What is “The least-watched great show on TV”? Buffy the Vampire Slayer. And, before you chuckle too hard, note the amount of writing that went even into its title, which was designed to capture the three themes of the show — comedy, horror, and action — in just 3 words (plus the the).

As Slate says:

For five years, Buffy has been the least-watched great show on television, the most ridiculed by ignorati who think they’re literati. Like its peers (The West Wing, The Sopranos, ER), Buffy is better than movies because its writer is the most important guy on the set….

Like a comet, the most brilliant monster metaphor knocked the whole show onto a new course: Whedon and Noxon had Buffy lose her virginity on her 17th birthday, and the next morning her kindly boyfriend turned cold and cruel due to an ancient curse. Same thing happened last week, after Buffy’s kid sister Dawn’s first kiss. Nota bene, girls: Boys will be vampires. Buffy is reality programming….

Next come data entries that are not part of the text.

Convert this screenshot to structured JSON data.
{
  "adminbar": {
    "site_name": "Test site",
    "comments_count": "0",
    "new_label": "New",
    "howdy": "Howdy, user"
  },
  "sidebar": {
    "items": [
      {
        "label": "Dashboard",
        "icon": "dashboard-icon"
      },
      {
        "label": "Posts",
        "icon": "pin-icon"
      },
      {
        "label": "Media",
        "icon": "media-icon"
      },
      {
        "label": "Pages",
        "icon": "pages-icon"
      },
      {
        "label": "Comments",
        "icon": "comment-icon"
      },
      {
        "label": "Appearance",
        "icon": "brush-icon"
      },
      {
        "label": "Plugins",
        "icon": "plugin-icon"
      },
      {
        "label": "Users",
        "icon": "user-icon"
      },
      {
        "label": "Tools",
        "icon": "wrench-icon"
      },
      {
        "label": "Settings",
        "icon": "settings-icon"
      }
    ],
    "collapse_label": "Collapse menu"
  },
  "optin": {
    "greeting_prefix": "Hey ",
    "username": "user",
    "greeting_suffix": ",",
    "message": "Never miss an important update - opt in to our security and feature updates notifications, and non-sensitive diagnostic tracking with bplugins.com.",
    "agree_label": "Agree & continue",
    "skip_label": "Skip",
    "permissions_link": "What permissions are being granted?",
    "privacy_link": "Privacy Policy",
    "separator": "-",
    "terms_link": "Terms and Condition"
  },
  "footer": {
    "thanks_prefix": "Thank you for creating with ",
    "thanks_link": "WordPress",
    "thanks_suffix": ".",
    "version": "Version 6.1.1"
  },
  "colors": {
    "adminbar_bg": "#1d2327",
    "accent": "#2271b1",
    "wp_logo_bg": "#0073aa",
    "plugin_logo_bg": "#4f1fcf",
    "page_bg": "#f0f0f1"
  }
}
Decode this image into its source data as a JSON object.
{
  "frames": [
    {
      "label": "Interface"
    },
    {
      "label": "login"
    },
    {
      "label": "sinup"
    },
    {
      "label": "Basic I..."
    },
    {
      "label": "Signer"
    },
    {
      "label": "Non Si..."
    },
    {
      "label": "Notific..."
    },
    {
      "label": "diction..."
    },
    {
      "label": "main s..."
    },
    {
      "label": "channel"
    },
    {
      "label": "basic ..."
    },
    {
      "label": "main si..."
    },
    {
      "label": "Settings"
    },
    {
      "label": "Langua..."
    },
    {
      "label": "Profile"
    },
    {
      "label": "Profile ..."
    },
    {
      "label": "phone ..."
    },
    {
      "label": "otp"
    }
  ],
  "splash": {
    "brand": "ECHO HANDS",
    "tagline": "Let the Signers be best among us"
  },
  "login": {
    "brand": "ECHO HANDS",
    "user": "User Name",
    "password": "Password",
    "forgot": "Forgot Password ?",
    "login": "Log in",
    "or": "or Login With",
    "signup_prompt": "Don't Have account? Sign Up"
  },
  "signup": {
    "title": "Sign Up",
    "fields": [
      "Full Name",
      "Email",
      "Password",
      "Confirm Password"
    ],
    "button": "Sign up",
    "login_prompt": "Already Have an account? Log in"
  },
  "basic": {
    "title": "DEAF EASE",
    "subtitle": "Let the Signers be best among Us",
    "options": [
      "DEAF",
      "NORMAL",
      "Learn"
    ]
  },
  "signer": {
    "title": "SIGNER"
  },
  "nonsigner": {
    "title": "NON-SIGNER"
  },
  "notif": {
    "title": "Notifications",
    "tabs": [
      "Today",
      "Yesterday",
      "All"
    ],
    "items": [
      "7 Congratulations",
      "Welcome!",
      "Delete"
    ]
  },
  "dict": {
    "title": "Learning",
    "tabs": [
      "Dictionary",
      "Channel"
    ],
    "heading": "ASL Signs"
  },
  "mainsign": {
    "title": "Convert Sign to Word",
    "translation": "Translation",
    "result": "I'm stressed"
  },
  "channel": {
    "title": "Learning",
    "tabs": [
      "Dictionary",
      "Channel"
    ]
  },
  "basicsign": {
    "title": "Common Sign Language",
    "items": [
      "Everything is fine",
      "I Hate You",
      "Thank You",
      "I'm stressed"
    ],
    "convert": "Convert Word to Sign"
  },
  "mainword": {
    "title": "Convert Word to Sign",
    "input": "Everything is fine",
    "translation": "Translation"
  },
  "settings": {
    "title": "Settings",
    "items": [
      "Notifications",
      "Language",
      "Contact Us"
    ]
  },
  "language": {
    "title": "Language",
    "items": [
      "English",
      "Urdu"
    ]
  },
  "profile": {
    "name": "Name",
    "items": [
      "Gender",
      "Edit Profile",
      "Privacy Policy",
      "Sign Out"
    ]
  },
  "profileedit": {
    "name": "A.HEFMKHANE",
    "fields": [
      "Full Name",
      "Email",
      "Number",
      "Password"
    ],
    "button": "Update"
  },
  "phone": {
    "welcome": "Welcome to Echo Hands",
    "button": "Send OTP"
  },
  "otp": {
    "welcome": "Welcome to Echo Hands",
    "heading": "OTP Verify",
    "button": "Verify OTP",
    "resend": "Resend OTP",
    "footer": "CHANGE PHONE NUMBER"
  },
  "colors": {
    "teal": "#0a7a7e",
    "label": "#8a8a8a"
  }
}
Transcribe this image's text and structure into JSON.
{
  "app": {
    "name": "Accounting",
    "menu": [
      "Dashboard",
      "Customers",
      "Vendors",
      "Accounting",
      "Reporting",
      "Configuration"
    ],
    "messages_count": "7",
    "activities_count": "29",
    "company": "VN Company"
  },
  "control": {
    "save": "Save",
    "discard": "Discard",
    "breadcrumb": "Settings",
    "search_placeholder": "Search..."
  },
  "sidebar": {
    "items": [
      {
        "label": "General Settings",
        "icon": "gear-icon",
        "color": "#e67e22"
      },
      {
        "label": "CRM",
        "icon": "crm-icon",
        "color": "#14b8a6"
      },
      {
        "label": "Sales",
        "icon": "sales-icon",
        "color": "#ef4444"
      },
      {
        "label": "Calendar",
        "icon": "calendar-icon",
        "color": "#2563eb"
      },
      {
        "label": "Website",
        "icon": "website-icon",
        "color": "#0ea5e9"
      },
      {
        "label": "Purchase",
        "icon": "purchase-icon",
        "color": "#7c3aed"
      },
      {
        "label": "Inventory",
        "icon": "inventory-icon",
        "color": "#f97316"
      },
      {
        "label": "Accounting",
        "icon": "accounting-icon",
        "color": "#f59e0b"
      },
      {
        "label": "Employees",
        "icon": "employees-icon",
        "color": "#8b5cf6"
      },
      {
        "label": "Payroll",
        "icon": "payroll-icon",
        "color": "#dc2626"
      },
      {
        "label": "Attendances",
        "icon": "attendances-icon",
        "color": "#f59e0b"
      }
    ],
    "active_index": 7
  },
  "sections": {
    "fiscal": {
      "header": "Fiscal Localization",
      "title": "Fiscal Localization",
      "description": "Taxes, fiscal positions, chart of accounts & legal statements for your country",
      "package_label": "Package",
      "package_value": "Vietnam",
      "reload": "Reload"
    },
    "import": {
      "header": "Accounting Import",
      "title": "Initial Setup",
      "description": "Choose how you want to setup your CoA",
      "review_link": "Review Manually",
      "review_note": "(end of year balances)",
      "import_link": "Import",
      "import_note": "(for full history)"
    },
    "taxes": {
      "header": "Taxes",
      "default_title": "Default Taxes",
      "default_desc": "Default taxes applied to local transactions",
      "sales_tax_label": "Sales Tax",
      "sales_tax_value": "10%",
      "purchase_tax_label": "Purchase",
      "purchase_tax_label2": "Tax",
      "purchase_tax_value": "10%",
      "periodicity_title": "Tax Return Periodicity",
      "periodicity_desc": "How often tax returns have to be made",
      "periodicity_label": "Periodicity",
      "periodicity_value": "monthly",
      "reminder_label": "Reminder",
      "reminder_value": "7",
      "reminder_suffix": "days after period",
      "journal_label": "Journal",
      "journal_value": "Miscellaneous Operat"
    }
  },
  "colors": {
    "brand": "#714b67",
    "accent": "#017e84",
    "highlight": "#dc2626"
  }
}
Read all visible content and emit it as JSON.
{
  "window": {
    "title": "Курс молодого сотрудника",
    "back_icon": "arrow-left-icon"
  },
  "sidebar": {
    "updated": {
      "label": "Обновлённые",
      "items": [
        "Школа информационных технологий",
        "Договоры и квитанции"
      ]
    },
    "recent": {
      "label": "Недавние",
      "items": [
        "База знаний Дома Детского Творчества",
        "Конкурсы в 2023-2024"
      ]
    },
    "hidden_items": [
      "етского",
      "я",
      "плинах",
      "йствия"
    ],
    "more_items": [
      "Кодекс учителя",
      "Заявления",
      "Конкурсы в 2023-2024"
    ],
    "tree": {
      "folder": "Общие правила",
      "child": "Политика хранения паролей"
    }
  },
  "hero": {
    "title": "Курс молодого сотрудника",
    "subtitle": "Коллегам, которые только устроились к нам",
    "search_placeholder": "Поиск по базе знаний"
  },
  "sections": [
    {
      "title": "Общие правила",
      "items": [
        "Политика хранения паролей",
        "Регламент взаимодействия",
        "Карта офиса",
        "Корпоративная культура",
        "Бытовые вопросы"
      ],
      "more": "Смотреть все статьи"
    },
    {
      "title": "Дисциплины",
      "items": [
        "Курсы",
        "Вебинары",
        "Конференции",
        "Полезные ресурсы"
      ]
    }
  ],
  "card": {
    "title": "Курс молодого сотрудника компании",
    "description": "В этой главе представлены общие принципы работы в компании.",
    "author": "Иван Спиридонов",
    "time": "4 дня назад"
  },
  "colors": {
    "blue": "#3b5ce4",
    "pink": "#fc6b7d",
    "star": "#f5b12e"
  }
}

After Willow Rosenberg, the witch, got an enchanted gal-pal, scandalizing viewers shocked by realistic lesbian characters, Whedon spoke out: “I’ve made a mistake by trying to shove this lifestyle — which is embraced by, maybe, at most, 10 percent of Americans — down people’s throats. So I’m going to take it back, and from now on, Willow will no longer be a Jew.” His is the first show truly to master the teen native tongue, sarcasm….

Noxon’s crew valiantly strives to fulfill Buffy’s ambition: “I realize every slayer comes with an expiration mark on the package, but I want mine to be a long time from now, like a Cheeto.”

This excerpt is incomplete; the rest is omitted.